I finished reading The Help this afternoon.

I’d had it on my To Be Read shelf for ages, and picked it up a few days ago after seeing a trailer for the movie version.  It’s a terrific book.  It doesn’t need another review.  Read it.

Kathryn Stockett’s The Help is set in the early 1960s.  I remember the time well, but not the place, the Deep South on the cusp of change.  I spent my childhood in the suburbs of Milwaukee, and no one in my family or my neighborhood had full time help, or anyone approaching a maid.  Many families had cleaning ladies, usually once a week.  My mother had Mrs. Morgan, and my memories of her are patchy at best.  She was white, probably German-American, maybe in her fifties.  She seemed old to me back then, but I was under ten.  She didn’t like cats, and the feeling was mutual.  Our cat would disappear every Wednesday morning half an hour before Mrs. Morgan arrived, and reappear half an hour after she left.  We never figured out where she hid.  Mrs. Morgan made terrific grape jam, an art my mother had no desire to learn, so once a year my dad would come home with baskets of fresh grapes and Mrs. Morgan would put up jars and jars of jam, which lasted us for months.

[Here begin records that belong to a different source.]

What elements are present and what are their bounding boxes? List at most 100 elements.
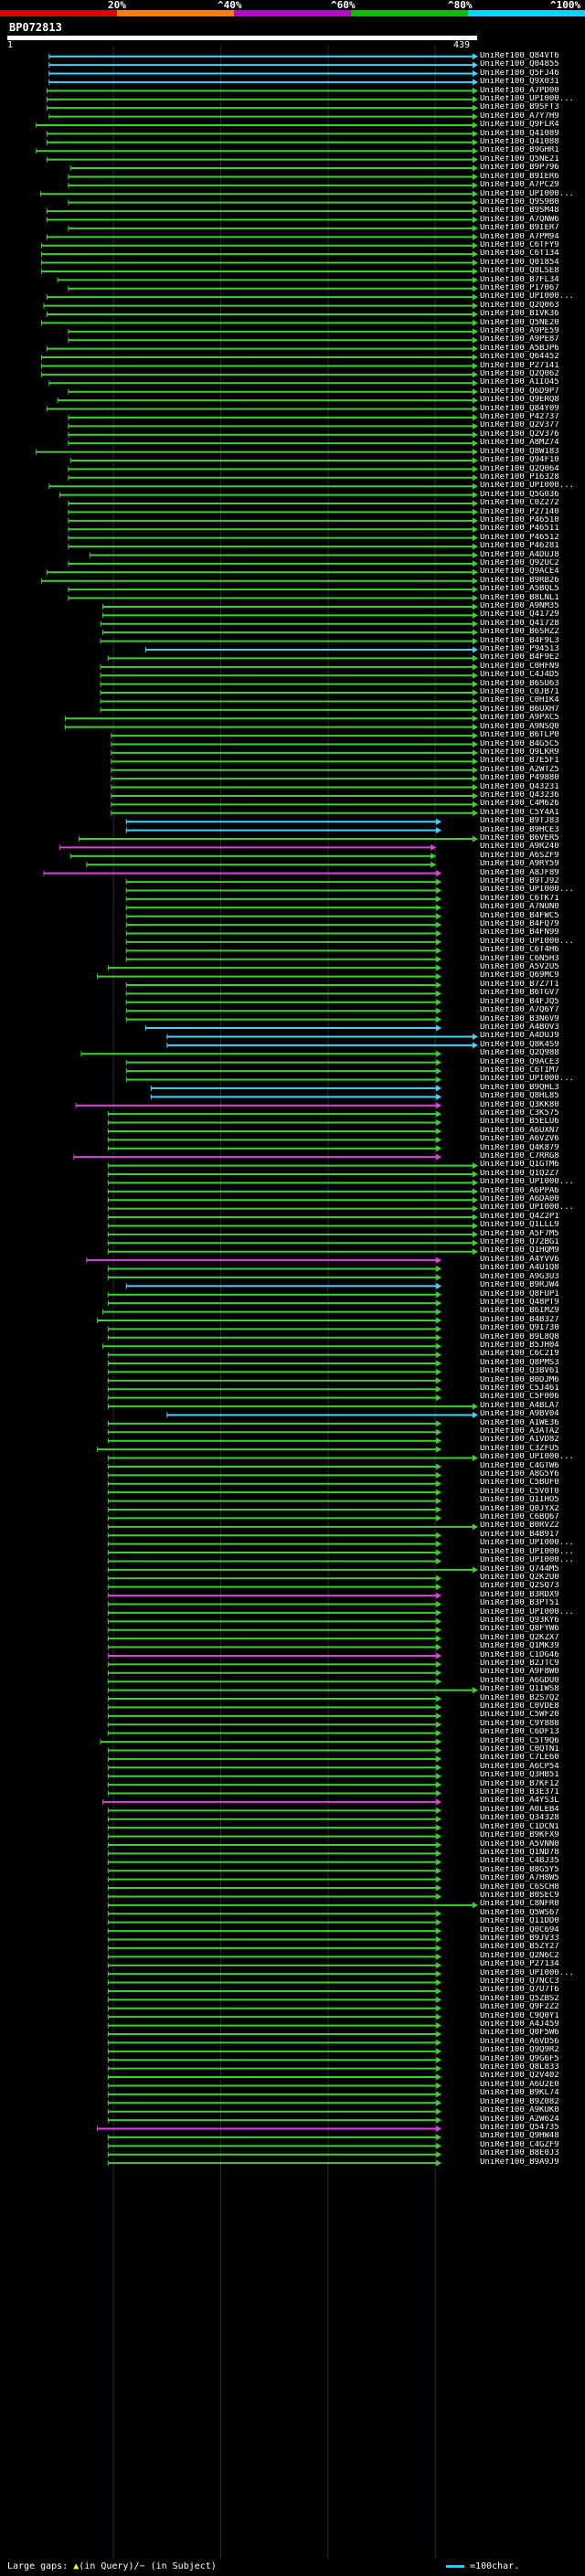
hit-label[interactable]: UniRef100_Q8FUP1: [480, 1289, 559, 1299]
hit-label[interactable]: UniRef100_B7Z7T1: [480, 980, 559, 989]
hit-label[interactable]: UniRef100_B4B327: [480, 1315, 559, 1324]
hit-label[interactable]: UniRef100_Q94F10: [480, 456, 559, 465]
hit-label[interactable]: UniRef100_B7KF12: [480, 1779, 559, 1788]
hit-label[interactable]: UniRef100_P46511: [480, 525, 559, 534]
hit-label[interactable]: UniRef100_B3PT51: [480, 1599, 559, 1608]
hit-label[interactable]: UniRef100_C6C2I9: [480, 1350, 559, 1359]
hit-label[interactable]: UniRef100_C9Q0Y1: [480, 2011, 559, 2020]
hit-label[interactable]: UniRef100_Q8FYW6: [480, 1625, 559, 1634]
hit-label[interactable]: UniRef100_Q69MC9: [480, 971, 559, 981]
hit-label[interactable]: UniRef100_UPI000...: [480, 1607, 574, 1617]
hit-label[interactable]: UniRef100_C6BQ67: [480, 1513, 559, 1522]
hit-label[interactable]: UniRef100_Q6D9P7: [480, 387, 559, 396]
hit-label[interactable]: UniRef100_Q84VT6: [480, 52, 559, 60]
hit-label[interactable]: UniRef100_Q0F5W6: [480, 2029, 559, 2038]
hit-label[interactable]: UniRef100_C4M626: [480, 800, 559, 809]
hit-label[interactable]: UniRef100_Q1GTM6: [480, 1161, 559, 1170]
hit-label[interactable]: UniRef100_Q34328: [480, 1814, 559, 1823]
hit-label[interactable]: UniRef100_A7PC29: [480, 181, 559, 190]
hit-label[interactable]: UniRef100_A7QNW6: [480, 215, 559, 224]
hit-label[interactable]: UniRef100_A7Q6Y7: [480, 1006, 559, 1015]
hit-label[interactable]: UniRef100_A1VD82: [480, 1436, 559, 1445]
hit-label[interactable]: UniRef100_Q2Q988: [480, 1049, 559, 1058]
hit-label[interactable]: UniRef100_C4GZF9: [480, 2140, 559, 2149]
hit-label[interactable]: UniRef100_Q8PMS3: [480, 1358, 559, 1367]
hit-label[interactable]: UniRef100_A6PPA6: [480, 1186, 559, 1195]
hit-label[interactable]: UniRef100_B0RVZ2: [480, 1521, 559, 1531]
hit-label[interactable]: UniRef100_C5V0T0: [480, 1487, 559, 1496]
hit-label[interactable]: UniRef100_A7Y7H9: [480, 111, 559, 121]
hit-label[interactable]: UniRef100_A9BV04: [480, 1410, 559, 1419]
hit-label[interactable]: UniRef100_A4DUJ8: [480, 550, 559, 559]
hit-label[interactable]: UniRef100_A4YS3L: [480, 1797, 559, 1806]
hit-label[interactable]: UniRef100_A8JF89: [480, 868, 559, 877]
hit-label[interactable]: UniRef100_Q2N6C2: [480, 1951, 559, 1960]
hit-label[interactable]: UniRef100_B8E0J3: [480, 2149, 559, 2158]
hit-label[interactable]: UniRef100_Q3KK80: [480, 1100, 559, 1109]
hit-label[interactable]: UniRef100_A4BLA7: [480, 1401, 559, 1410]
hit-label[interactable]: UniRef100_A7PM94: [480, 232, 559, 241]
hit-label[interactable]: UniRef100_B6UXH7: [480, 705, 559, 714]
hit-label[interactable]: UniRef100_B4FQ79: [480, 920, 559, 929]
hit-label[interactable]: UniRef100_Q41089: [480, 129, 559, 138]
hit-label[interactable]: UniRef100_B9TJ92: [480, 877, 559, 885]
hit-label[interactable]: UniRef100_Q744M5: [480, 1564, 559, 1574]
hit-label[interactable]: UniRef100_Q41728: [480, 619, 559, 628]
hit-label[interactable]: UniRef100_Q9ACE3: [480, 1057, 559, 1066]
hit-label[interactable]: UniRef100_A1IO45: [480, 378, 559, 387]
hit-label[interactable]: UniRef100_B9HCE3: [480, 825, 559, 834]
hit-label[interactable]: UniRef100_C5WF20: [480, 1711, 559, 1720]
hit-label[interactable]: UniRef100_Q4Z2P1: [480, 1212, 559, 1221]
hit-label[interactable]: UniRef100_UPI000...: [480, 1556, 574, 1565]
hit-label[interactable]: UniRef100_Q1HQM9: [480, 1246, 559, 1256]
hit-label[interactable]: UniRef100_P27141: [480, 361, 559, 370]
hit-label[interactable]: UniRef100_A9PXC5: [480, 714, 559, 723]
hit-label[interactable]: UniRef100_Q8L833: [480, 2063, 559, 2072]
hit-label[interactable]: UniRef100_Q9S9B0: [480, 197, 559, 207]
hit-label[interactable]: UniRef100_B4F9E2: [480, 653, 559, 663]
hit-label[interactable]: UniRef100_Q2Q063: [480, 301, 559, 310]
hit-label[interactable]: UniRef100_B4FJQ5: [480, 997, 559, 1006]
hit-label[interactable]: UniRef100_C7RRG8: [480, 1152, 559, 1161]
hit-label[interactable]: UniRef100_UPI000...: [480, 482, 574, 491]
hit-label[interactable]: UniRef100_A2WTZ5: [480, 765, 559, 774]
hit-label[interactable]: UniRef100_Q2Q062: [480, 370, 559, 379]
hit-label[interactable]: UniRef100_P49880: [480, 774, 559, 783]
hit-label[interactable]: UniRef100_C6SCH8: [480, 1882, 559, 1892]
hit-label[interactable]: UniRef100_Q8W183: [480, 447, 559, 456]
hit-label[interactable]: UniRef100_A4BOV3: [480, 1023, 559, 1032]
hit-label[interactable]: UniRef100_Q93KY6: [480, 1616, 559, 1625]
hit-label[interactable]: UniRef100_Q2KZX7: [480, 1633, 559, 1642]
hit-label[interactable]: UniRef100_A2W624: [480, 2115, 559, 2124]
hit-label[interactable]: UniRef100_B9QHL3: [480, 1083, 559, 1092]
hit-label[interactable]: UniRef100_C6TK71: [480, 894, 559, 903]
hit-label[interactable]: UniRef100_C1DG46: [480, 1650, 559, 1659]
hit-label[interactable]: UniRef100_B7E5F1: [480, 757, 559, 766]
hit-label[interactable]: UniRef100_C6T134: [480, 249, 559, 259]
hit-label[interactable]: UniRef100_UPI000...: [480, 885, 574, 895]
hit-label[interactable]: UniRef100_C8NFR0: [480, 1900, 559, 1909]
hit-label[interactable]: UniRef100_C6TFY9: [480, 240, 559, 249]
hit-label[interactable]: UniRef100_UPI000...: [480, 1453, 574, 1462]
hit-label[interactable]: UniRef100_Q7U7T6: [480, 1986, 559, 1995]
hit-label[interactable]: UniRef100_UPI000...: [480, 1539, 574, 1548]
hit-label[interactable]: UniRef100_Q2SQ73: [480, 1582, 559, 1591]
hit-label[interactable]: UniRef100_A6VD56: [480, 2037, 559, 2046]
hit-label[interactable]: UniRef100_P27140: [480, 507, 559, 516]
hit-label[interactable]: UniRef100_B9SM48: [480, 207, 559, 216]
hit-label[interactable]: UniRef100_UPI000...: [480, 1203, 574, 1213]
hit-label[interactable]: UniRef100_A6CP54: [480, 1762, 559, 1771]
hit-label[interactable]: UniRef100_Q1IHO5: [480, 1496, 559, 1505]
hit-label[interactable]: UniRef100_C4J4D5: [480, 671, 559, 680]
hit-label[interactable]: UniRef100_B6SHZ2: [480, 628, 559, 637]
hit-label[interactable]: UniRef100_A7H8W5: [480, 1874, 559, 1883]
hit-label[interactable]: UniRef100_B0DJM6: [480, 1375, 559, 1384]
hit-label[interactable]: UniRef100_P16328: [480, 472, 559, 482]
hit-label[interactable]: UniRef100_B4B917: [480, 1530, 559, 1539]
hit-label[interactable]: UniRef100_Q1LLL9: [480, 1221, 559, 1230]
hit-label[interactable]: UniRef100_Q9ERQ8: [480, 396, 559, 405]
hit-label[interactable]: UniRef100_A9KUK0: [480, 2106, 559, 2115]
hit-label[interactable]: UniRef100_A8G5Y6: [480, 1470, 559, 1479]
hit-label[interactable]: UniRef100_Q1Q2Z7: [480, 1169, 559, 1178]
hit-label[interactable]: UniRef100_Q41088: [480, 138, 559, 147]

My aunt had a black cleaning lady named Flo, a cheerful heavy-set woman who polished the floors by wrapping her feet in rags and was reputed to eat raw pork chops, something we regarded as beyond the pale.  (I wonder if there has been a recorded case of trichinosis in the U.S. in the last fifty years?  My cousins and I were brought up to believe it was an immediate danger.)  Flo was nice enough to us kids, friendlier than Mrs. Morgan, but that was it.  She was the cleaning lady.  My grandfather would have described her in terms no longer acceptable, but with no malicious intent.  His approach to race relations was Archie Bunker’s:  Those People were not like us, except for the ones he knew personally, who were just fine.

When I was ten we moved to the suburbs of Miami, geographically south, culturally not so much.  Miami back then was a place where everyone was from somewhere else, mostly from the north.  Relatively few of the kids I went to school with were born in South Florida; even fewer had parents from the area.  No one had grown up with, been effectively raised by, the Help, as Kathryn Stockett describes.

Yet I remember the news from those years, the deaths of Medgar Evers, JFK, Martin Luther King.  Black churches burned down and blown up.  Freedom marches and race riots.  And the little things:  the bus station where I stopped on the way home from junior high, with its white and colored water fountains and bathrooms marked Men, Women, and Colored.  Things we took for granted back then, things that seem so crude today.

The Help is often very funny, but the undercurrent of casual, unthinking, unconscious cruelty is horrifying in its own quiet way.  I identified with Skeeter, the young white woman who decides to interview maids for a book, at first simply wanting to break into publishing, but then so deeply involved with the real lives of the maids, lives she had hardly suspected existed.  But Aibileen and Minny, the brave and determined women at the heart of the story, will stay with me for a long, long time.